La reacción inicial de los republicanos no fue nada entusiasta. «El presidente continúa equivocándose. El pueblo estadounidense le está diciendo: primero garantice la seguridad en la frontera», declaró el senador republicano Jon Kyl (Arizona) a la emisora televisiva Fox News.

El Gobierno de Obama depende de los votos opositores tras haber perdido la mayoría absoluta en la Cámara alta. «No hay 60 demócratas en el Senado y de los 59, no creo que todos voten a favor», reconoció el portavoz de la Casa Blanca, Robert Gibbs.
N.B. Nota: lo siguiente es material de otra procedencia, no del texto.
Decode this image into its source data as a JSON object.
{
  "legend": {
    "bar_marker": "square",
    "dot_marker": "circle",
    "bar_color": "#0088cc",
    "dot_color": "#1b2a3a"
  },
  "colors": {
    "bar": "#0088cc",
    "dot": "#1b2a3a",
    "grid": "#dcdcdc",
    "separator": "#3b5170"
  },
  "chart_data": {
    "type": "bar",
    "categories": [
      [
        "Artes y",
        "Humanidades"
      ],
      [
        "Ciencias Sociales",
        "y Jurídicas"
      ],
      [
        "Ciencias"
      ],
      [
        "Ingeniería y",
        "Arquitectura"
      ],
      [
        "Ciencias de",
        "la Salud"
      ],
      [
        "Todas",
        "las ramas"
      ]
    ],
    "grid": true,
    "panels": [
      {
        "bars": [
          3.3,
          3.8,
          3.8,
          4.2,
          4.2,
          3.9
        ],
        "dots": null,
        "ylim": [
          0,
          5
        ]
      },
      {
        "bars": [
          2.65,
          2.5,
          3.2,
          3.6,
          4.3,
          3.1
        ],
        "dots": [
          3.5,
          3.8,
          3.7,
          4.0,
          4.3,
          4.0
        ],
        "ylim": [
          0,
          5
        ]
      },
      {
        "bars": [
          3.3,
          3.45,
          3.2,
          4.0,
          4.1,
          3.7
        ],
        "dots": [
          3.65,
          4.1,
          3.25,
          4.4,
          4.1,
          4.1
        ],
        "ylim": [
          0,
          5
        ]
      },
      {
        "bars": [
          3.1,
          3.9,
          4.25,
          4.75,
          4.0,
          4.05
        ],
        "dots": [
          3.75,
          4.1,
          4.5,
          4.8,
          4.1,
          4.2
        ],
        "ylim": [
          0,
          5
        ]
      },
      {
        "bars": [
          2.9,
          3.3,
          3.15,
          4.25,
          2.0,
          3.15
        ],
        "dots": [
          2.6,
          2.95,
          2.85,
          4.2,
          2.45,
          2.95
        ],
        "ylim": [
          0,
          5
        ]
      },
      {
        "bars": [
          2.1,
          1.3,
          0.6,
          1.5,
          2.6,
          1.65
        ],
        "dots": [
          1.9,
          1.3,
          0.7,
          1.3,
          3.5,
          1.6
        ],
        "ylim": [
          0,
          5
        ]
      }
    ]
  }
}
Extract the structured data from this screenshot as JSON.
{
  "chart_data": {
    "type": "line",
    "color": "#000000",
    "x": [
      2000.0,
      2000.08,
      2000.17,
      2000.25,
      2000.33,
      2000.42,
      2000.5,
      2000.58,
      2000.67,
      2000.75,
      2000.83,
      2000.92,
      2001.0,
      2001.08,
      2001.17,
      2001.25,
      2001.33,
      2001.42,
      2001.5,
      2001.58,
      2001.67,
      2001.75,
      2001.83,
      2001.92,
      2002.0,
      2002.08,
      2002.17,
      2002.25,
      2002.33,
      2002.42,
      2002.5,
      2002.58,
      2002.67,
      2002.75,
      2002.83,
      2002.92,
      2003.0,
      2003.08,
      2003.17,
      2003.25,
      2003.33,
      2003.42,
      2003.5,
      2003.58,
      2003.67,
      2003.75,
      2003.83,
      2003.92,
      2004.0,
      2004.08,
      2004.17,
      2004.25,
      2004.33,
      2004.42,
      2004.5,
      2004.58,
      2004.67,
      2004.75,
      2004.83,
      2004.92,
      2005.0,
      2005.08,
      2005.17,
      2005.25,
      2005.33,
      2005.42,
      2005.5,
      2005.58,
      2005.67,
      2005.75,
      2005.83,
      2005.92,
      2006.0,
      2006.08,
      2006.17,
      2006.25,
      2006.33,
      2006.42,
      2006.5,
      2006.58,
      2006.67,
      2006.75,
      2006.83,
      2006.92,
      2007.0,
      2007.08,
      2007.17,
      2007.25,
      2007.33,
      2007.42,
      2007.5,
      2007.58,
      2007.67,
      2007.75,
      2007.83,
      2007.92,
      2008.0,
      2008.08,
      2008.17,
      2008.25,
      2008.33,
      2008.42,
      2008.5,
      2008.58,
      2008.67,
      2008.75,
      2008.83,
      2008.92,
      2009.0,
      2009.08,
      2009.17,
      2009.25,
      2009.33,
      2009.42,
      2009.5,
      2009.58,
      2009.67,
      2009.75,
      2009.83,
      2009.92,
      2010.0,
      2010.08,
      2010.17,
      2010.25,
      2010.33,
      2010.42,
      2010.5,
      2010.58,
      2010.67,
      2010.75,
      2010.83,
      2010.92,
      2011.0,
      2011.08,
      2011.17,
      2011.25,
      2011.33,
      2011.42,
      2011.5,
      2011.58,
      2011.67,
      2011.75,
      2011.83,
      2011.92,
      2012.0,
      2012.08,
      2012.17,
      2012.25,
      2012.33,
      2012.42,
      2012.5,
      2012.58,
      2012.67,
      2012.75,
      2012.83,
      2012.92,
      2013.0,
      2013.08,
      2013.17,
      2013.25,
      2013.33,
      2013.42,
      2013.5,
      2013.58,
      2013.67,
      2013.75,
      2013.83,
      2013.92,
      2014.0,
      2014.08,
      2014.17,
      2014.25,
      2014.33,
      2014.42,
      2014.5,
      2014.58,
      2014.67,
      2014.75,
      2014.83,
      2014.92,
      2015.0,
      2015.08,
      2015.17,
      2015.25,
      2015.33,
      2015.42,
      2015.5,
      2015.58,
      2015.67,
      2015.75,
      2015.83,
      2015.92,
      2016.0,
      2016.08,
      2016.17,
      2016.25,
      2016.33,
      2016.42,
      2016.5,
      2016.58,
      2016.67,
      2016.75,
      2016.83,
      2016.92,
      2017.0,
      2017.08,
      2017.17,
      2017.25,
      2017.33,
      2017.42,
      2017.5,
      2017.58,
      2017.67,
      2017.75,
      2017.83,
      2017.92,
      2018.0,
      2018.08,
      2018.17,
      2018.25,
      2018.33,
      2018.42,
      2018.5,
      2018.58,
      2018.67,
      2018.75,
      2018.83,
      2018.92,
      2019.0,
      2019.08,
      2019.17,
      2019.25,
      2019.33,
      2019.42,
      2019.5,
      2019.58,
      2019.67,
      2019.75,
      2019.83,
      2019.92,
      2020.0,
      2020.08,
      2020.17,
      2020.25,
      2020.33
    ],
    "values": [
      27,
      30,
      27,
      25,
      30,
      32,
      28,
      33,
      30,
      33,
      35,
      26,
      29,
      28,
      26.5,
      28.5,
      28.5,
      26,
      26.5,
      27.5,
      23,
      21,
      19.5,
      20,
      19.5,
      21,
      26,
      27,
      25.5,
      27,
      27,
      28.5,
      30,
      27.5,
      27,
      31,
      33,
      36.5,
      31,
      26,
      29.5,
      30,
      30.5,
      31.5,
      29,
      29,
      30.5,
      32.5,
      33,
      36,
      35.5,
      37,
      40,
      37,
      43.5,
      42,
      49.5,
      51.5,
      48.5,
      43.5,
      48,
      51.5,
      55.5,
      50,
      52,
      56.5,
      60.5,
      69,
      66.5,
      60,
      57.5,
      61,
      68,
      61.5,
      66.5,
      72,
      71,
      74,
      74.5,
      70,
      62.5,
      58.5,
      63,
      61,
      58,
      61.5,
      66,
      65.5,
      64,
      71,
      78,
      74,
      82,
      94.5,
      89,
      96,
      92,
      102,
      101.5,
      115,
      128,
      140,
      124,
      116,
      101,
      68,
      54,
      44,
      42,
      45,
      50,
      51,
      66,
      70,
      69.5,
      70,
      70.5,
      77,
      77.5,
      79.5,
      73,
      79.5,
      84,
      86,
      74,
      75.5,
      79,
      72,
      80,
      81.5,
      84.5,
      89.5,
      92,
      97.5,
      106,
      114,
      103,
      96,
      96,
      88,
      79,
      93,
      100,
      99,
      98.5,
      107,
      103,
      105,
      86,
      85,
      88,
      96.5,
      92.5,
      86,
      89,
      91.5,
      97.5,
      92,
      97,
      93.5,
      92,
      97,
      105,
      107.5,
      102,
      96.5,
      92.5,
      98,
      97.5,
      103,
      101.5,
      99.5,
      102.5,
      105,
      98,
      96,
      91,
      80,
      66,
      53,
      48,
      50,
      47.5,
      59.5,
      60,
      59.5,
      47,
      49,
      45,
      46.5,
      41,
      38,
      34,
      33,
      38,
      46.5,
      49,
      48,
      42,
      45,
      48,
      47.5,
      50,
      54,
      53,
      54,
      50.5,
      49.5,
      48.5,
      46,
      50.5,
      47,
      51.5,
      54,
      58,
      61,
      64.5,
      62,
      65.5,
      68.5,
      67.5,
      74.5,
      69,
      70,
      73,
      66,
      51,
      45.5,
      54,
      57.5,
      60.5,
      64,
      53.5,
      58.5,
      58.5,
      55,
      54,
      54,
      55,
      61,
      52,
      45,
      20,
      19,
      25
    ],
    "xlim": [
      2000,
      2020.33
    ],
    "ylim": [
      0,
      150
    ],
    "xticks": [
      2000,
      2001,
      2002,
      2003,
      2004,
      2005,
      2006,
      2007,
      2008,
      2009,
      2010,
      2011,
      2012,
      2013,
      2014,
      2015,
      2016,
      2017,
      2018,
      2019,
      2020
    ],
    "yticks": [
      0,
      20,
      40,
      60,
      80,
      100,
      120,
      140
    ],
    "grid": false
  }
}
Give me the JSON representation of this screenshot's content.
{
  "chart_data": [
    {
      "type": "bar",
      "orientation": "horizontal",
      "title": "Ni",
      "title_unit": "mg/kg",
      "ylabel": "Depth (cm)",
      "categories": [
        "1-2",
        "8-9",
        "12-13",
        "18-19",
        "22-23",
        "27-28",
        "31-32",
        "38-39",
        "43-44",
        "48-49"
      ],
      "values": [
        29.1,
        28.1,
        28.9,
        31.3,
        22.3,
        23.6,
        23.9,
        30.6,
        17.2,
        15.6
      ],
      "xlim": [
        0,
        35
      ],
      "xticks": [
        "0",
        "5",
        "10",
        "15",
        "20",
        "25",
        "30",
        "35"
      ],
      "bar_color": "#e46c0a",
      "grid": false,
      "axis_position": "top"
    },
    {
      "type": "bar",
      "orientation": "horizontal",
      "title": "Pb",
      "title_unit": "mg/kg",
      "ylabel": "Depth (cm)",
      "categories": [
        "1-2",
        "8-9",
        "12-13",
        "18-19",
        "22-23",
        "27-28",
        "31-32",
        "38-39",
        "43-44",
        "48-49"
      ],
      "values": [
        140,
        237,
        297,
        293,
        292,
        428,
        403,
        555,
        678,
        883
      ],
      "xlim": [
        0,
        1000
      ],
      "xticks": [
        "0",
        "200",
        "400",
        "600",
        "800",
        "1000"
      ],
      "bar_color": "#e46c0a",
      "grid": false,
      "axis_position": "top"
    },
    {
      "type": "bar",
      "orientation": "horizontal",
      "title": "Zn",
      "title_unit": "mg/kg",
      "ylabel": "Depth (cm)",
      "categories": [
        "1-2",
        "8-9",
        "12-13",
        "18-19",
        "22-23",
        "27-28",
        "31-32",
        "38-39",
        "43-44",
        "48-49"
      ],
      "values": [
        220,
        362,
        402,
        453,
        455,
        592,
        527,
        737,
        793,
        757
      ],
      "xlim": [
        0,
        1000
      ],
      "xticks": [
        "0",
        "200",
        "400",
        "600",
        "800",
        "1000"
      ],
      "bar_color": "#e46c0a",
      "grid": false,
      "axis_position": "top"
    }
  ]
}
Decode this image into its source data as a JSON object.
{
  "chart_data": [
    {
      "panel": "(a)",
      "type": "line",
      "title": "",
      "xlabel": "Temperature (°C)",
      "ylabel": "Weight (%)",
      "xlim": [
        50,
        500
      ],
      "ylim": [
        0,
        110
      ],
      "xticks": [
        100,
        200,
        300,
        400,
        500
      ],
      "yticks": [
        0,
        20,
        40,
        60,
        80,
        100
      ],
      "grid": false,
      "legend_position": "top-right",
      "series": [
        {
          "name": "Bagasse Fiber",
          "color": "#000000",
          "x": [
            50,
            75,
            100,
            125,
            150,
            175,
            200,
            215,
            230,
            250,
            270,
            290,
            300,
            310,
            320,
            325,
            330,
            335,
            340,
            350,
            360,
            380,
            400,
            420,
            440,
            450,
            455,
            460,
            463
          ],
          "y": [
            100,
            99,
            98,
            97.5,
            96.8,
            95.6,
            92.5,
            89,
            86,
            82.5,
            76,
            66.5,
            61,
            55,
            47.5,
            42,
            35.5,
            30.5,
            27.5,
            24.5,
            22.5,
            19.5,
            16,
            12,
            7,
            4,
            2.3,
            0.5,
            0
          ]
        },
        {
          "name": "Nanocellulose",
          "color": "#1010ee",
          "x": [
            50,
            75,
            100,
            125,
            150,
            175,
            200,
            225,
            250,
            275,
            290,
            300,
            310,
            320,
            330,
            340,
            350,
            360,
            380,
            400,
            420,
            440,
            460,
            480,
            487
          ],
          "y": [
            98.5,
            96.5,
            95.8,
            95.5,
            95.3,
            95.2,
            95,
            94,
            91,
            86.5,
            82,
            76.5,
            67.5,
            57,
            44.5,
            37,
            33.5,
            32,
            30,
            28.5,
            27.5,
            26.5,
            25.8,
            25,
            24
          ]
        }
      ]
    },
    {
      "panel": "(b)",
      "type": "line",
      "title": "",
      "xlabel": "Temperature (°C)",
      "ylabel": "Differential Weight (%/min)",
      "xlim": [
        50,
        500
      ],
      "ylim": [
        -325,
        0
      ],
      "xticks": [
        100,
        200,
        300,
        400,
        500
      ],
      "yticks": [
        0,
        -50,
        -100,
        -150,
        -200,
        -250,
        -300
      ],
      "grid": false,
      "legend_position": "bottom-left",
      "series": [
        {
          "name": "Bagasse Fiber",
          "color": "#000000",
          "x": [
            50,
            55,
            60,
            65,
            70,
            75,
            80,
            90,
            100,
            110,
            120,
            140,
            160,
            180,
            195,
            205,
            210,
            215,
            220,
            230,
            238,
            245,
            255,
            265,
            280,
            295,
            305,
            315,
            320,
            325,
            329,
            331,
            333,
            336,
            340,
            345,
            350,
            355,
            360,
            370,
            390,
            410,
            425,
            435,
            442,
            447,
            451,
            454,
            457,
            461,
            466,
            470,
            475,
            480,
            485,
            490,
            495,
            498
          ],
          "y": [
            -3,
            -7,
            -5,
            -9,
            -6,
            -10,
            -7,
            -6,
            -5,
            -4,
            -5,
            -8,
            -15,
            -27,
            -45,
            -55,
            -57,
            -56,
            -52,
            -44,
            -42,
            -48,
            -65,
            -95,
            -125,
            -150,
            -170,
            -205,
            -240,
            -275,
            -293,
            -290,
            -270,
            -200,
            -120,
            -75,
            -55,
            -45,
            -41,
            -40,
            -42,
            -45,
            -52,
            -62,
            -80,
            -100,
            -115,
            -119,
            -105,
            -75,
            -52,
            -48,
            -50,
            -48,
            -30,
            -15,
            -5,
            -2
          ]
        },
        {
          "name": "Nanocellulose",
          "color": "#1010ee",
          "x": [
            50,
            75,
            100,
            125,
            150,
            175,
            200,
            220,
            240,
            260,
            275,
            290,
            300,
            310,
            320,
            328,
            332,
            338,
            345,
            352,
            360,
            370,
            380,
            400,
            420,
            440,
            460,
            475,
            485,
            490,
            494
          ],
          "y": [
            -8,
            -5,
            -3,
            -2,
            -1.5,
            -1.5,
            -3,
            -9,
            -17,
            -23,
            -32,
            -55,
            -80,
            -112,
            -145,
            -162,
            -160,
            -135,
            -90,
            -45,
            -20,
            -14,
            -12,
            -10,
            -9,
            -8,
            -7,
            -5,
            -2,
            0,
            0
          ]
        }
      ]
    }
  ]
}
Un proyecto de reforma migratoria integral debe contar con un aval de 60 votos de 100 en el Senado, para evitar maniobras legislativas en contra.

Obama busca instalar un proyecto que prevé un refuerzo de los controles fronterizos pero, al mismo tiempo, la apertura de un posible camino a la regularización de gran parte de los estimados 12 millones de indocumentados que viven en el país.

Obama se declaró contrario a una amnistía general para los inmigrantes ilegales, pero también contra una posible deportación masiva, en términos semejantes a los que expresó George W. Bush hace más de tres años cuando había intentado imponer un proyecto en ese sentido.

«Reconozco el sentido de la compasión» que mueve a los activistas que reclaman la amnistía, dijo Obama, «pero creo que una actitud tan indiscriminada será poco inteligente e injusta».

Además, dijo, «podría llevar a una escalada de más inmigración ilegal». «Nuestro país, como todos los demás, tiene el derecho y la obligación de controlar sus fronteras y establecer leyes para la residencia y la ciudadanía», continuó el presidente, según el cual una deportación masiva «sería logísticamente imposible y salvajemente cara» para las arcas fiscales. Y, por otro lado, los inmigrantes indocumentados que viven aquí desde hace muchos años, ya forman parte «del tejido social» de Estados Unidos, reconoció.